The trick in any kind of effective self-assessment seems to consists of two things – the capacity for some kind of independent or detached analysis, and a feedback loop that provides options for fixing the problem and bringing the indicator back into the desired state.
When I used to go canyoning in Australia, we had a system for ascertaining whether anyone in the group was at risk of hypothermia. The problem is that, when people get cold (and even when wearing a wetsuit it can get chilly if you’re traipsing or swimming through a river for hours) they stop talking, effectively blocking a channel to a solution and representing a major risk factor for the group. Our canyoning solution (probably Mic or Deacs’ idea) was to have regular checks on “how cold are you on a scale of one to ten?”. Once people dropped below 7, we’d start jumping around, try and exit the water and get people eating. If someone fell below 5, we’d begin sacrificing clothing to them. Below 3 and it was emergency time.
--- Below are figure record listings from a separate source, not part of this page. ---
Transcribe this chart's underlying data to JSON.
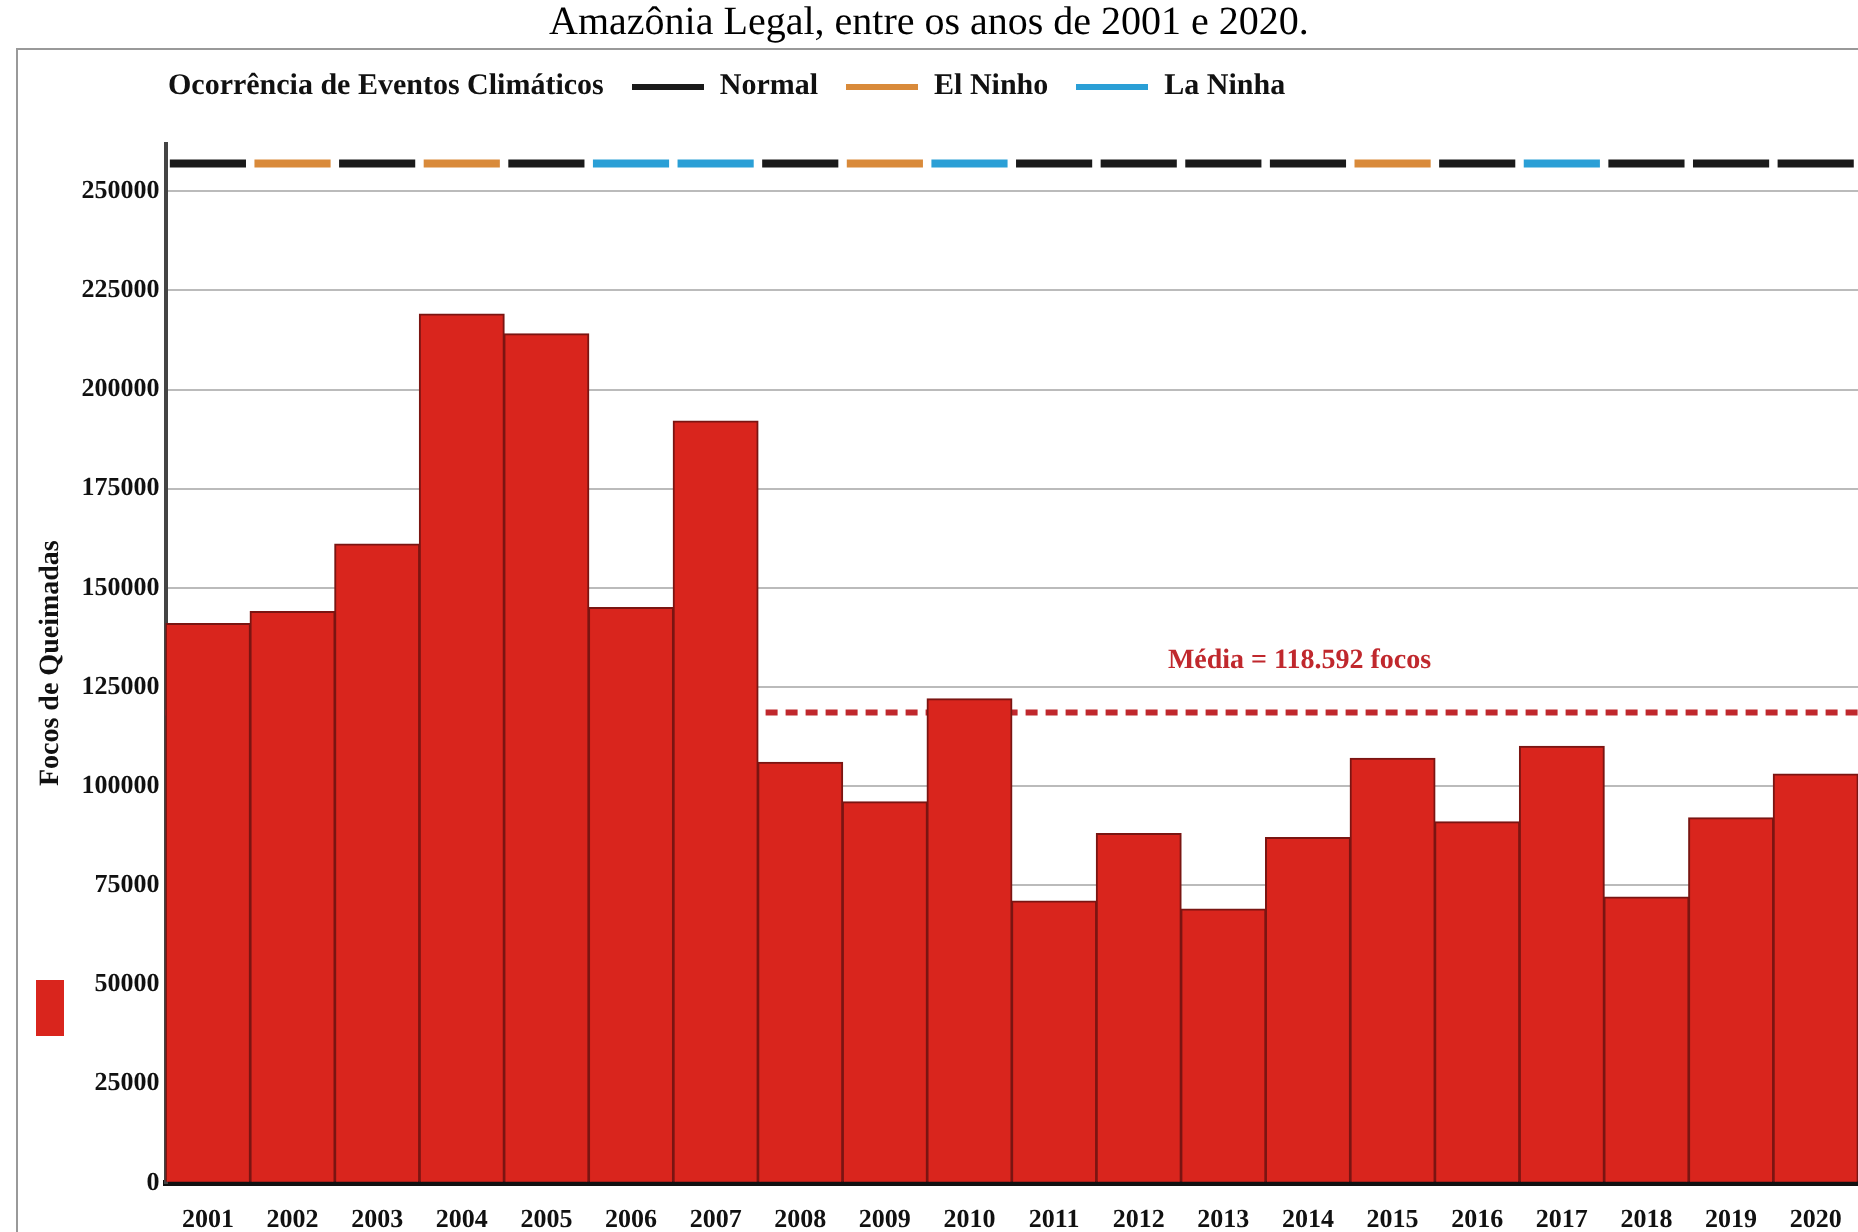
{
  "chart_data": {
    "type": "bar",
    "title": "Amazônia Legal, entre os anos de 2001 e 2020.",
    "ylabel": "Focos de Queimadas",
    "legend_title": "Ocorrência de Eventos Climáticos",
    "categories": [
      "2001",
      "2002",
      "2003",
      "2004",
      "2005",
      "2006",
      "2007",
      "2008",
      "2009",
      "2010",
      "2011",
      "2012",
      "2013",
      "2014",
      "2015",
      "2016",
      "2017",
      "2018",
      "2019",
      "2020"
    ],
    "series": [
      {
        "color": "#d9251d",
        "values": [
          141000,
          144000,
          161000,
          219000,
          214000,
          145000,
          192000,
          106000,
          96000,
          122000,
          71000,
          88000,
          69000,
          87000,
          107000,
          91000,
          110000,
          72000,
          92000,
          103000
        ]
      },
      {
        "name": "Normal",
        "color": "#1a1a1a",
        "base": [
          256000,
          null,
          256000,
          null,
          256000,
          null,
          null,
          256000,
          null,
          null,
          256000,
          256000,
          256000,
          256000,
          null,
          256000,
          null,
          256000,
          256000,
          256000
        ],
        "values": [
          2000,
          null,
          2000,
          null,
          2000,
          null,
          null,
          2000,
          null,
          null,
          2000,
          2000,
          2000,
          2000,
          null,
          2000,
          null,
          2000,
          2000,
          2000
        ]
      },
      {
        "name": "El Ninho",
        "color": "#d98a3a",
        "base": [
          null,
          256000,
          null,
          256000,
          null,
          null,
          null,
          null,
          256000,
          null,
          null,
          null,
          null,
          null,
          256000,
          null,
          null,
          null,
          null,
          null
        ],
        "values": [
          null,
          2000,
          null,
          2000,
          null,
          null,
          null,
          null,
          2000,
          null,
          null,
          null,
          null,
          null,
          2000,
          null,
          null,
          null,
          null,
          null
        ]
      },
      {
        "name": "La Ninha",
        "color": "#2a9fd6",
        "base": [
          null,
          null,
          null,
          null,
          null,
          256000,
          256000,
          null,
          null,
          256000,
          null,
          null,
          null,
          null,
          null,
          null,
          256000,
          null,
          null,
          null
        ],
        "values": [
          null,
          null,
          null,
          null,
          null,
          2000,
          2000,
          null,
          null,
          2000,
          null,
          null,
          null,
          null,
          null,
          null,
          2000,
          null,
          null,
          null
        ]
      }
    ],
    "ylim": [
      0,
      262000
    ],
    "yticks": [
      0,
      25000,
      50000,
      75000,
      100000,
      125000,
      150000,
      175000,
      200000,
      225000,
      250000
    ],
    "ref_lines": [
      {
        "axis": "y",
        "value": 118592,
        "label": "Média = 118.592 focos",
        "color": "#c0282d",
        "line_style": "dashed"
      }
    ],
    "grid": "y",
    "legend": "top"
  }
}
This 1-up, 1-down thing is a similar concept, but for the slightly more complicated world of your own moodiness. It’s a useful trick because when people get upset they also often stop talking. So this heuristic is a good start to use alone or with my partner (assuming I am honest with both her and myself!), but in this case there’s also a very tricky next step. How do I provide myself (or someone else) with the emotional equivalent of a thermal top? And, with others, how do I do so without coming across as patronizing, insensitive or overly intrusive?